Otome and ‘Love Games’: The Challenges of understanding the Ghaziabad Tragedy
The Ghaziabad tragedy has raised questions about digital dependence among young people. This explainer looks at otome love games, loneliness, and how everyday online gaming habits blur boundaries between virtual relationships and real life, highlighting the urgent need for balance
Published Date - 9 February 2026, 03:29 PM
Hyderabad: How do we find balance for a ‘generation that never logs out’ and plays every day? Gen Z and Alpha are among the loneliest young people in the history of human civilisation.
Growing up in places with limited spaces for play and leisure, and in environments that have felt increasingly bleak, Indian youth are becoming more dependent on digital platforms for entertainment, learning, relationships, and meaning. In such conditions, loneliness and anxiety are almost inevitable as young people search for communities they can belong to and resonate with.
At the heart of the Ghaziabad tragedy that rocked the nation is the fact that the three young people who performed acts of ‘life taking’ were not prepared to imagine their lives without their smartphones and, by extension, the collage of games and content-driven applications they engaged with daily.

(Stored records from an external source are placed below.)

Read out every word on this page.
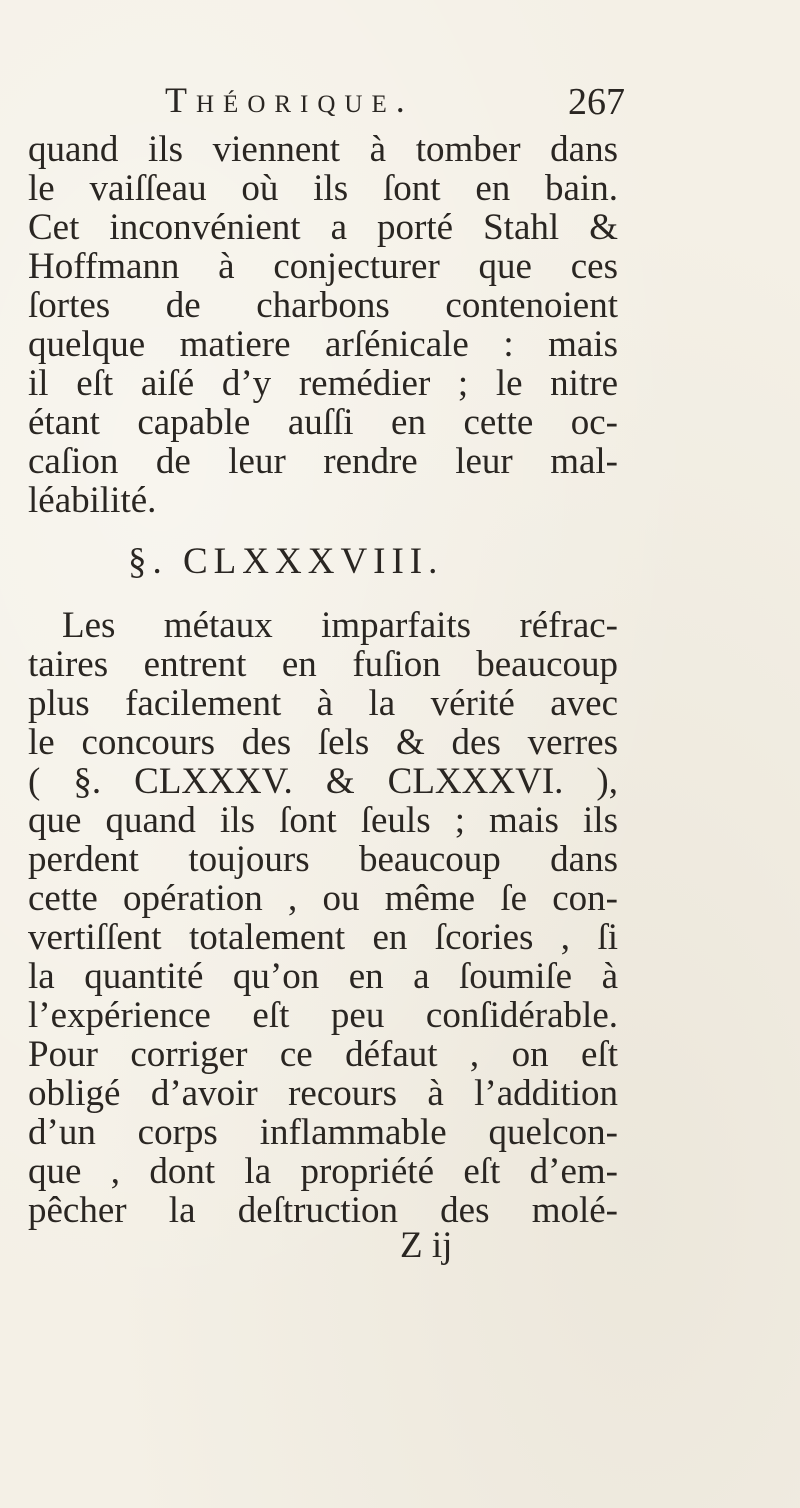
Théorique.	267
quand ils viennent à tomber dans
le vaiſſeau où ils ſont en bain.
Cet inconvénient a porté Stahl &
Hoffmann à conjecturer que ces
ſortes de charbons contenoient
quelque matiere arſénicale : mais
il eſt aiſé d’y remédier ; le nitre
étant capable auſſi en cette oc-
caſion de leur rendre leur mal-
léabilité.
§. CLXXXVIII.
Les métaux imparfaits réfrac-
taires entrent en fuſion beaucoup
plus facilement à la vérité avec
le concours des ſels & des verres
( §. CLXXXV. & CLXXXVI. ),
que quand ils ſont ſeuls ; mais ils
perdent toujours beaucoup dans
cette opération , ou même ſe con-
vertiſſent totalement en ſcories , ſi
la quantité qu’on en a ſoumiſe à
l’expérience eſt peu conſidérable.
Pour corriger ce défaut , on eſt
obligé d’avoir recours à l’addition
d’un corps inflammable quelcon-
que , dont la propriété eſt d’em-
pêcher la deſtruction des molé-
Z ij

As expected, most discourse around the tragedy is examining overexposure to Korean culture among the nation’s youth, as well as a return of predictable ‘digital panics’ that speak of younger generations losing connections with the offline world.
The ‘Otome’ game genre
The closest understanding of the ‘Korean love game’ that has been described as “one played every day and requires players to complete tasks to unlock new scenarios and deepen relationships with in-game characters” is the ‘Otome’ game.
Otome games have been criticised for portraying idealised traits in their characters and for setting relationship expectations that are practically unachievable. Experts in Korea and China have also expressed concern about their social impact, with some research suggesting that certain young players move away from offline relationships to pursue in-game relationships with characters of their choice.
‘Otome’ games are a huge industry, and some of the most popular titles, such as Love and Deepspace, Amnesia Memories, and Crimson Spires, have garnered millions of loyal players worldwide.
The everyday live service game
The difficulty, however, is not in the ‘Otome’ aspect of the game. These games have several characteristics that make gaming communities more democratic and open to women gamers. The issue lies in the way they are played, day after day, as part of one’s everyday schedule.
The modern live-service game often takes over players’ daily routines to become their primary leisure activity. When leisure combines with romance and expectation, the combination can become dangerous.
When the same game is played repeatedly, day after day, it is no longer just play but transforms into a practice, a habit.
When young players find attention, value, and meaning in an online character that offline friends and family cannot offer, the boundaries between relationships begin to blur. What appears to have happened in the Ghaziabad tragedy stems from this. The three young women found their journeys in otome games to be an escape during troubling times and saw little reason to continue their offline lives when they were denied access.
Finding balance?
This is perhaps the trickiest part, considering how often society believes that the best way to keep young people occupied is by giving them their own smart devices. We see it with ‘iPad babies’ and saw it repeatedly during the pandemic. For young people, smartphones and tablets that began as distractions have today become the centres of the lives they lead.
Recentering their lives is the challenge, and it cannot be achieved unless adults participate in and understand the content young people watch, the games they play, and the dreams they aspire to.
Balance comes from respecting their choices while also giving them opportunities to pursue offline activities. We need to create moments of offline magic that can compete with the immersive pull of digital games.